SOAK @Monk Club – Roma, 17/06/2015

Nella vita bisogna saper cambiare idea. E io non lo faccio abbastanza spesso. Sono testardo, sono pieno di convinzioni e difficilmente le cambio (anche perché spesso ho ragione. Ehm).

Ma come dice il mio amico Luca, crescere è anche saper ammettere di avere sbagliato. E modificare i propri giudizi con onestà.

Io devo imparare ancora molto. Ma ecco, un piccolo passo avanti lo sto per fare. E devo ringraziare una giovane ragazza irlandese e la sua voce.

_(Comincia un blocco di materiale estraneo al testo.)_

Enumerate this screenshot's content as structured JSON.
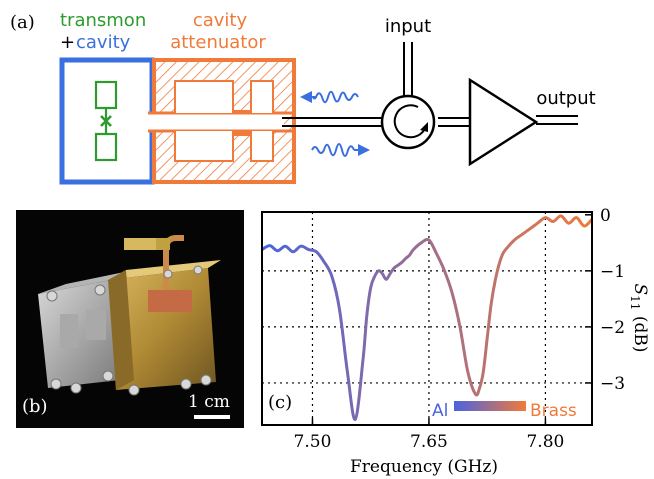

SOAK_MonkSì, perchè sinceramente il mio primo impatto con la musica di Bridie Monds-Watson, la cantautrice ai più nota come SOAK, non è stato dei migliori. Fermi tutti. Non è che non avessi apprezzato il suo bel debut, Before We Forgot How To Dream. Semplicemente c’erano un po’ di cose che non mi convincevano.

Da un lato la voce (cosa su cui mi sentirete dire solo parlare bene tra breve), dall’altro (punto principale) l’eccessiva “produzione” di alcuni pezzi nella loro versione in studio. Tutto questo non sminuiva il giusto interesse per questa giovanissima musicista, ma lasciava in me una sensazione del tipo “sì, ok, però…”

Tutti questi dubbi sono svaniti Mercoledì sera, mentre con una birra in mano sedevo su una delle sedie a sdraio che guardano il palco allestito nel giardino dell’accogliente Monk Club (a cui facciamo i complimenti per la location e per l’organizzazione). Ai lati avevo sia Francesco Amoroso che Marica Notte (nomi che dovreste conoscere…): il primo si lasciava andare ad inaspettate urla al termine dei pezzi preferiti, l’altra era assorta nel contemplare la bravura di Bridie.

E anche io, devo ammetterlo, sono rimasto colpito. Colpito per come la voce di SOAK, pulita da ogni suono se non l’accompagnamento della chitarra, vibri delicata e incisiva e arrivi dritta al cuore. Colpito per come quei pezzi che non mi convincevano su disco, puliti da ogni fronzolo si rivelino delle vere gemme.

A volte si può rimanere delusi da un live in cui l’artista presenta i pezzi che da tempo abbiamo nelle orecchie in una versione completamente differente. Qui, per me, è stato il contrario. Affascinato da pezzi come Blud, B a noBody o Wait. Il tutto arricchito dalla cover di Bonnie Raitt (via Bon Iver?) di I Can’t Make You Love Me.

Quando la cantante risale sul palco per concludere il live con Sea Creatures, la sua timidezza è sommersa dagli applausi e dal calore del pubblico romano, che evidentemente aveva colto a fondo, prima di me, la sua bravura.

Io non sono ancora cresciuto del tutto. Ma ho imparato a cambiare idea sulle cose. Qualche volta.